Because the early-’80s were a messy place in which to exist; because, as Rick James told Dave Chappelle, cocaine was a hell of a drug, just like heroin, and the Jagger-Richards feud was in full flower as the latter was working his way back into the decision-making process long ceded to the former; because its members were scattered—literally and figuratively—but had an album commitment after the one-two power punch of 1978’s Some Girls and 1980’s Emotional Rescue. For all thes reasons, The Rolling StonesTattoo You—then, in 1981, and now, in its 40th anniversary Super Deluxe reissue—comes from a place of distraction.

Some distracted Stones albums are magnificent (Let It Bleed) and some are not (Dirty Work). Tattoo You falls in the meaty center point of those poles, half-assed to heavenly success, as it was pieced together from 1970s studio outtakes and unused session recordings, and Frankensteined into something loose and louche, yet forcefully rocking forward. How the hillbilly soul ballad “Waiting on a Friend,” or the terse, “Start Me Up”—which started life as a shambling, reggae number intended for Some Girls—got built into this tart, taut rocker of 1981 is only known to the monster’s doctor who held the key to harness electricity and a steady hand with which to stitch. Forty years later, again, the Stones’ Jagger and Ronnie Wood (Jagger/Richards’ co-writer on two luminously rocking, remixed Tattoo You originals, “Black Limousine” and “No Use in Crying”) have gone into the lab of even lesser unused tracks, featuring Richards and the late and immensely great rhythmatist Charlie Watts, and come up with a sweet, era-appropriate polish job.
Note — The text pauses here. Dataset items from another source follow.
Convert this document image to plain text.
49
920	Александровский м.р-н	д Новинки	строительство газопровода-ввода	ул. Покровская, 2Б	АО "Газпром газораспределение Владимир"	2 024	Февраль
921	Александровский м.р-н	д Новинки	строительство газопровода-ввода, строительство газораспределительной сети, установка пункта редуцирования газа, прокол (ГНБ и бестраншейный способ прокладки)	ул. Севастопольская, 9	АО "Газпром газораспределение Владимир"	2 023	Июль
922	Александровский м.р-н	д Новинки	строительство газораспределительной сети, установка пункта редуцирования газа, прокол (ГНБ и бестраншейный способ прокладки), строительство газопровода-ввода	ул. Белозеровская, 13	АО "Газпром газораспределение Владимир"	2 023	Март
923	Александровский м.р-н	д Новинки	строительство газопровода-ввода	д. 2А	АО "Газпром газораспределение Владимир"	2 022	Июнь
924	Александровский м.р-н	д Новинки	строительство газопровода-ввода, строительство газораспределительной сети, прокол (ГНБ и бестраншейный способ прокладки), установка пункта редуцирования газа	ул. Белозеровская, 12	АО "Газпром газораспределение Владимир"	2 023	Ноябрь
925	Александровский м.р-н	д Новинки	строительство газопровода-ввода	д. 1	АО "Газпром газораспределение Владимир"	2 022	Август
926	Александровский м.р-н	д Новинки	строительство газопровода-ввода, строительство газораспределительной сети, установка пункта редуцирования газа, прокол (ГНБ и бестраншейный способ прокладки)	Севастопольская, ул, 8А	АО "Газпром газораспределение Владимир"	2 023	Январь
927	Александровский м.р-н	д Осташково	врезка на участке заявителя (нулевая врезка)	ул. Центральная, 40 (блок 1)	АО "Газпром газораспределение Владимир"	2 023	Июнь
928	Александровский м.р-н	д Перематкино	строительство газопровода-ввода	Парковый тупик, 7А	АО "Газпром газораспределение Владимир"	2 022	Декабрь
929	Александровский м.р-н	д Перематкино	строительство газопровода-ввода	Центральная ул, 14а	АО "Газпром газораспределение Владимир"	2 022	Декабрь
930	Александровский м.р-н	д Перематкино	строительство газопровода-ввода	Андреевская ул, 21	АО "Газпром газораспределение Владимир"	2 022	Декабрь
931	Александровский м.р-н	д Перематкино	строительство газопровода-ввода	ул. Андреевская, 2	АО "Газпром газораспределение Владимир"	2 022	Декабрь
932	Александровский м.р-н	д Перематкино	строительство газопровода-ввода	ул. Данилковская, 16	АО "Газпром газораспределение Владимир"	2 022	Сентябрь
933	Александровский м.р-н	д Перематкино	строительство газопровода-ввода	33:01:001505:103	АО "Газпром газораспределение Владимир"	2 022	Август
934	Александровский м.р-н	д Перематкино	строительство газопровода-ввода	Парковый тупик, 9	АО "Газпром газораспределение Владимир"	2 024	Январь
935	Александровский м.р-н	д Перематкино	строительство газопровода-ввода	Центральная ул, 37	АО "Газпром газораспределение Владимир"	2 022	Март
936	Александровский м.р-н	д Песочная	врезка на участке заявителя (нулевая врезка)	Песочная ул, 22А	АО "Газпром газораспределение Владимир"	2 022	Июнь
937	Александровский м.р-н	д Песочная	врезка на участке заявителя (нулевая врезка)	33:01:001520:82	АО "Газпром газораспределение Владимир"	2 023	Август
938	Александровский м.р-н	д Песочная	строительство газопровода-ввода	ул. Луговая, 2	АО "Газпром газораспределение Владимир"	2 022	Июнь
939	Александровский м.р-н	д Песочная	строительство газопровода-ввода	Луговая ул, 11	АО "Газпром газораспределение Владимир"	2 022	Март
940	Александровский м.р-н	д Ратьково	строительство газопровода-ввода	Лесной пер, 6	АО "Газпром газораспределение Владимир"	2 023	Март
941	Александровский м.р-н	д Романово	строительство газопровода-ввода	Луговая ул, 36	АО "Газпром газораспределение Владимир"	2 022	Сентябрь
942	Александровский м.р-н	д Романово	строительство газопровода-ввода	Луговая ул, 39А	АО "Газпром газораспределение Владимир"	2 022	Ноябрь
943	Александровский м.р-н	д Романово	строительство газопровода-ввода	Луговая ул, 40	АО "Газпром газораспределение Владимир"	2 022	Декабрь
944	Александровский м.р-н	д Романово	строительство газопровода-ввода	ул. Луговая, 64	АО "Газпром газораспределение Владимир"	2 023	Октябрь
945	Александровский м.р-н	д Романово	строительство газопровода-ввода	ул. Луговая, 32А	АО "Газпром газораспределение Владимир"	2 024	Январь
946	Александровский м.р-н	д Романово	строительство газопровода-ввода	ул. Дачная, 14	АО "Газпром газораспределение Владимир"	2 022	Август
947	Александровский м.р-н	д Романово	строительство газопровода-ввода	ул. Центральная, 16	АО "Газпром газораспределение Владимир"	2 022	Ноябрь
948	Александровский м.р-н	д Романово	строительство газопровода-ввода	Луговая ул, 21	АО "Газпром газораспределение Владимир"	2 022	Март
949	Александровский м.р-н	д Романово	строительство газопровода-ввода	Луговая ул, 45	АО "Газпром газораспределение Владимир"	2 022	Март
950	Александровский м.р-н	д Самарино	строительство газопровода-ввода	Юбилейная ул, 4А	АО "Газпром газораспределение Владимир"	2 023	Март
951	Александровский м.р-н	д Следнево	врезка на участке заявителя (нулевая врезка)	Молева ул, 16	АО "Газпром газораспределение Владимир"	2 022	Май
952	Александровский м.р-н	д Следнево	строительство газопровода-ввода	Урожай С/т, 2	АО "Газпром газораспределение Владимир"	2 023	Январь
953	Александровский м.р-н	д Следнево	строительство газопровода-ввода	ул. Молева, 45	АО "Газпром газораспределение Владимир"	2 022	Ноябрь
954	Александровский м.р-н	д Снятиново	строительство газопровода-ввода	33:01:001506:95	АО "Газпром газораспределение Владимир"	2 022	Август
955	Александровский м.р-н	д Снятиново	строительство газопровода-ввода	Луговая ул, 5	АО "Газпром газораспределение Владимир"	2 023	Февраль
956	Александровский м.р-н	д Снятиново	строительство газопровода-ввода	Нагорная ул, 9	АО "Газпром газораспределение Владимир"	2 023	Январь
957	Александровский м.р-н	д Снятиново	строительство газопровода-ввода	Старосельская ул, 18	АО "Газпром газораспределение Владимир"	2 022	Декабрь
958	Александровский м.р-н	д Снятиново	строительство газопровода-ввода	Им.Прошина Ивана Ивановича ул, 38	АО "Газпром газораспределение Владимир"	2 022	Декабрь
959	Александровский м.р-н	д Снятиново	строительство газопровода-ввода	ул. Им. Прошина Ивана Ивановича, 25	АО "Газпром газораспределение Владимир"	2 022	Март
The unused piano-laden “Come to the Ball” features some of Watts’ most powerfully complex change-ups and a fired-up Wood on slide guitar. This track alone is worth the price of admission, and is one of those intimate moments where the Stones are firing on all cylinders (Jagger is particularly theatrical here), and you can’t believe it didn’t make the original’s cut. The much touted “Living in the Heart of Love” is far less urgent and contagious, yet also feels more at home with the vintage-wine funk of the Stones at present—more than likely the reason this song gets played on its current 2021 tour.

Along with clearing the brush for Tattoo You’s fuzzy, softer originals such as “Worried About You” and “Tops,” the newly found and re-christened “It’s a Lie,” and its surprising covers of Dobie Gray’s soul ballad “Drift Away,” The Chi-Lites’ harmony-laced “Troubles a’ Comin’,” and the steamiest take on blues legend Jimmy Reed’s “Shame Shame Shame,” is the delicious treat of hearing a reinvigorated Tattoo You. Beyond that, unfound, now-spruced-up Stones outtakes such as “Fig Jim” and “Fast Talking, Slow Walking” could have stayed lost. And while it’s always nice to hear a mighty Stones live show that you may have missed, the 2021 Super Deluxe edition’s bonus of Still Life – Wembley Stadium 1982 is good, but not amazing—it finds the team playing to the cheap seats with only fleeting hints of intimacy that you get from Tattoo You’s best studio moments.